ごくごく普通にさらりと描きながらも、逆にそのさりげなさがぞっとする恐怖を引き起こすというのも平山怪談ならではの妙味であり、今回の収録作で一番ゾーッとさせられたのが「ストーカー」。ベタに過ぎるタイトルから「東京伝説」フウのお話をイメージしてしまうのですけど、これはもうオーソドックスな幽霊譚とも異なる、まさに「薄気味悪い」としかいいようのないお話です。
パニック障害に罹って何をやってうまくいかない娘がストーカーにつけ回されるという展開で、最後にそのストーカーの正体が明らかになってというのは期待通りながら、そのストーカーの顔を「満員電車やエレベーターで人が人に向ける目と同じまなざし」であったという描写から立ち上る気持ち悪さは半端ではありません。このストーカーの正体がアレだったからこそ、この表情の描写が効いてくる譯で、収録作中、もっともこんな目にあいたくない、と感じてしまった一編です。
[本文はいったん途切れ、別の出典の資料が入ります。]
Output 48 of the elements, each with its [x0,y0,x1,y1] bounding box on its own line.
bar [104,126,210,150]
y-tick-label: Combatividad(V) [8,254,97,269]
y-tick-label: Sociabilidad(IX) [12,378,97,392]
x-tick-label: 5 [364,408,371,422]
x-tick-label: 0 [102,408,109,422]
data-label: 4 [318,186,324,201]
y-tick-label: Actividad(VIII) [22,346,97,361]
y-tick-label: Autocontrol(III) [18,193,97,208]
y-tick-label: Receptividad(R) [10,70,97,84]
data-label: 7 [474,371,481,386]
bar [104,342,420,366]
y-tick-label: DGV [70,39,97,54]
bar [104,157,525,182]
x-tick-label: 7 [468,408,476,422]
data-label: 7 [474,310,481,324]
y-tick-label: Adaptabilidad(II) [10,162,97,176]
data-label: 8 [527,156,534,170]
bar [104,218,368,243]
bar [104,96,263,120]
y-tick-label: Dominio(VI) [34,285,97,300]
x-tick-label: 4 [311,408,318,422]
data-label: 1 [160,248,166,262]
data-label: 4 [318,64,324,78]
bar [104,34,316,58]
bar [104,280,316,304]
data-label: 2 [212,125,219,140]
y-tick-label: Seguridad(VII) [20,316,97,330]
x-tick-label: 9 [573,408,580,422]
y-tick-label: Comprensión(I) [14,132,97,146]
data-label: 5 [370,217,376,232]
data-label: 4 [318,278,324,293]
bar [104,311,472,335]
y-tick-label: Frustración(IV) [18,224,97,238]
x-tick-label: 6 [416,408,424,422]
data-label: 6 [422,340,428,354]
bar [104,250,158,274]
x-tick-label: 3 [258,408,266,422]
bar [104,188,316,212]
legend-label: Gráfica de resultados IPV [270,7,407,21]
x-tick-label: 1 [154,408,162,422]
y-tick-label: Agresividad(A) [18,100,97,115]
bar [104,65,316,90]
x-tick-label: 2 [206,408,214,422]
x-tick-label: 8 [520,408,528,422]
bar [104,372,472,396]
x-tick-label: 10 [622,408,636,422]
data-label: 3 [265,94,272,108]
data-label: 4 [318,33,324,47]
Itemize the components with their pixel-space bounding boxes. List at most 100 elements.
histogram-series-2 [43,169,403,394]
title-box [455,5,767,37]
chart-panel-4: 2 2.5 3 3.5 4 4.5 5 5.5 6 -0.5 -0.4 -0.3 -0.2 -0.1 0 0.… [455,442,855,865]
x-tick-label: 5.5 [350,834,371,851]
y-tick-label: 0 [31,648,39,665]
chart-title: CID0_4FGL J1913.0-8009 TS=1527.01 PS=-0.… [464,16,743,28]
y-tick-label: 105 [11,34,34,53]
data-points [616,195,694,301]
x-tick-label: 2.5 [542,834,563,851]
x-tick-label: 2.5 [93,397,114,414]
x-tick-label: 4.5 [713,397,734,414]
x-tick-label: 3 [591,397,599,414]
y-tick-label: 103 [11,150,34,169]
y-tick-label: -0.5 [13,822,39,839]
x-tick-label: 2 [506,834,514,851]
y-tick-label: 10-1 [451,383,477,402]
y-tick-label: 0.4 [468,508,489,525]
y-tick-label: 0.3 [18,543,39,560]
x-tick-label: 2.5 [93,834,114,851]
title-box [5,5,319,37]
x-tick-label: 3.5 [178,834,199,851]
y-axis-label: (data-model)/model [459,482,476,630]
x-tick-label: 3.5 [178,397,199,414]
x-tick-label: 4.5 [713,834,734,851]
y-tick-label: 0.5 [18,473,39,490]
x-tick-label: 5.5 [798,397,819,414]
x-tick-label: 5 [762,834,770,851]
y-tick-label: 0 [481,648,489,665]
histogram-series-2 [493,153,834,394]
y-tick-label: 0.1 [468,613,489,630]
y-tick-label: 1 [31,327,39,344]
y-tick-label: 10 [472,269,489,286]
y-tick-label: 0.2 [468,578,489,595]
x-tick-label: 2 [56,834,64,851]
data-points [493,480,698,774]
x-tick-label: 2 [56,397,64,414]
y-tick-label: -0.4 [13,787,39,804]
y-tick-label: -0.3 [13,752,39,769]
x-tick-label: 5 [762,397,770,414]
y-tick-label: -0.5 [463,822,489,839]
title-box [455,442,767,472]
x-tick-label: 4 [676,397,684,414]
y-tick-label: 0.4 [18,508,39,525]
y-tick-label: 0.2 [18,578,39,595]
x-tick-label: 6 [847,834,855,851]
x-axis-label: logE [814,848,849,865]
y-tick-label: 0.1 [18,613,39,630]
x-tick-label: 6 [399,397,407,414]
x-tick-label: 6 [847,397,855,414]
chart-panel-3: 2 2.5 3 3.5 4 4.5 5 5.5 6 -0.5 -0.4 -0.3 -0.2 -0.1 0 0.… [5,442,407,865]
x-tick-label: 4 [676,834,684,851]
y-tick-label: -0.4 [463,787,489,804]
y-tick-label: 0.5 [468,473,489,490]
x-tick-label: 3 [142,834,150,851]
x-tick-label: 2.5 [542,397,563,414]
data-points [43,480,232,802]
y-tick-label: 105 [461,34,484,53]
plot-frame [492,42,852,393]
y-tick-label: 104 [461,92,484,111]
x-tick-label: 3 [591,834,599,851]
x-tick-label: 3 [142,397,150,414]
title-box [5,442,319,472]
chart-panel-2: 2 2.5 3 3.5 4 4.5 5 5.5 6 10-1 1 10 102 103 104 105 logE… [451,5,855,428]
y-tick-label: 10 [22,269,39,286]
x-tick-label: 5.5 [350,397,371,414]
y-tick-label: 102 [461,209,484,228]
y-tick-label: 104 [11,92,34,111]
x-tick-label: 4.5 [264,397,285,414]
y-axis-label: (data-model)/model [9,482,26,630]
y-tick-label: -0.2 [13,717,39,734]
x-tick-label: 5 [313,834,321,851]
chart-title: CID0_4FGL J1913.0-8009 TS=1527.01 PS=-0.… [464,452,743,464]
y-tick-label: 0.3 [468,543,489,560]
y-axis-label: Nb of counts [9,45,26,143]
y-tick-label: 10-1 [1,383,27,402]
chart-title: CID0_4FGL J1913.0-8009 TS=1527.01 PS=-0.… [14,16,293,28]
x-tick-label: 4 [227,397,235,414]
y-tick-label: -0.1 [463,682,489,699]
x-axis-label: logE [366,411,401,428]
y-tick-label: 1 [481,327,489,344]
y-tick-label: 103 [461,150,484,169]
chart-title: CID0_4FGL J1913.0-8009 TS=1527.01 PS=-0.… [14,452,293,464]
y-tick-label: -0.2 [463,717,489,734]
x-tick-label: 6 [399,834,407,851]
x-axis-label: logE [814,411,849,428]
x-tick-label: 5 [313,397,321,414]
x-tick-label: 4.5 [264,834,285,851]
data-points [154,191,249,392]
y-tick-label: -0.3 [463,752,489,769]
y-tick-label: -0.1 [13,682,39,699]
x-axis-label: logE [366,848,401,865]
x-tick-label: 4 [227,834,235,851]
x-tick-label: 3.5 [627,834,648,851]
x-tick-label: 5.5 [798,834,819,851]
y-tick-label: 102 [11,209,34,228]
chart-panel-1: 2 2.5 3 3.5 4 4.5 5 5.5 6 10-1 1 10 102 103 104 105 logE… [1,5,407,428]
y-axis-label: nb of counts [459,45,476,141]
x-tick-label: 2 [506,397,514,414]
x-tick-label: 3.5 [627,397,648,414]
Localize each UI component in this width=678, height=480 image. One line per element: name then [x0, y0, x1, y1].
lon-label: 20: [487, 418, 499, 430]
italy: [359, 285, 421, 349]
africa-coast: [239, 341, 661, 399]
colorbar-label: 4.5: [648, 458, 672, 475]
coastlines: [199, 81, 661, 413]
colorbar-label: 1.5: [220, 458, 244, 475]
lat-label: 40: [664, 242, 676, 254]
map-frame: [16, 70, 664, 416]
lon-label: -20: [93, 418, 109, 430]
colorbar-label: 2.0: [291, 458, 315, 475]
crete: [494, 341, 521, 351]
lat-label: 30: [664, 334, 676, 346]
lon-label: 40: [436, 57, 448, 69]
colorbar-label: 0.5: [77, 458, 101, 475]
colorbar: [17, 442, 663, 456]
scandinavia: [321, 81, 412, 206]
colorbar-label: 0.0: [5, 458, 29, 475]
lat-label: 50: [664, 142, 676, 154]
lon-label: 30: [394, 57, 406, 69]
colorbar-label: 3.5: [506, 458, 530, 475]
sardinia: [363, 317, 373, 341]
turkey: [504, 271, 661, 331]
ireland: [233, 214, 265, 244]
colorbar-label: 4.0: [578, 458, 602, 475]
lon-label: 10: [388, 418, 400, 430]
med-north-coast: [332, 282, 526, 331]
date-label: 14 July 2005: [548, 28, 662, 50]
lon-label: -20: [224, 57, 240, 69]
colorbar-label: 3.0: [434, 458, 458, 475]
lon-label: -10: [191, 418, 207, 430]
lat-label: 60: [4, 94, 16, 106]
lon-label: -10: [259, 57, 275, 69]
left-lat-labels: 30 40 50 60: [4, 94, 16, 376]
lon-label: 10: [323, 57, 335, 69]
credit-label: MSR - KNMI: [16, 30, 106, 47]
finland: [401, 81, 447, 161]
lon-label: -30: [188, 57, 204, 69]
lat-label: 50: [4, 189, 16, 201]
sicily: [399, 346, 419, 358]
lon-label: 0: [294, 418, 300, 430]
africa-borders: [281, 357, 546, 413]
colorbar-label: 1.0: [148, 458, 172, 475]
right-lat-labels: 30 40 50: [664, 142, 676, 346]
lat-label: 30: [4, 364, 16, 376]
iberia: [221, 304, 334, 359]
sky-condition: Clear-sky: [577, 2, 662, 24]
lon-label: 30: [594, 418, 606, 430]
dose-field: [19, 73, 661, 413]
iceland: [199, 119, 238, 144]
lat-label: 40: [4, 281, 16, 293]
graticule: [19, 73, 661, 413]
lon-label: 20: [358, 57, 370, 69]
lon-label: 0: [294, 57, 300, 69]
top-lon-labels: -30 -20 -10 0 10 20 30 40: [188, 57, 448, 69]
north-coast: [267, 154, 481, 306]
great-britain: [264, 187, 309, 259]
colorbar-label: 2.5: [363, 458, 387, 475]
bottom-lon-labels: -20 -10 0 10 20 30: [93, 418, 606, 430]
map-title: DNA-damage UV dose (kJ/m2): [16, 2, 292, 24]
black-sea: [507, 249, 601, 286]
怖い、気持ち悪いだけではなく、極上のいい話もシッカリと添えられているのも平山怪談集ならではの趣向でありまして、本作では「優霊物語」とでもいうべき「ノックの子」と指抜き」がいい。「優霊物語」である「指抜き」を最後のシメに持ってきたところからも、本作が単なる怪談ジャンキーだけではなく、「癒やし」を求めてやまないごくごくフツーの本讀みに向けられた一冊であることが察せられる譯で、全体を通して読むと、怖い気持ち悪いといったスパイスはやや薄め。これだったら平山怪談のファンのみならず、ビギナーでも十二分に愉しむことが出來ると思います。オススメ、でしょう。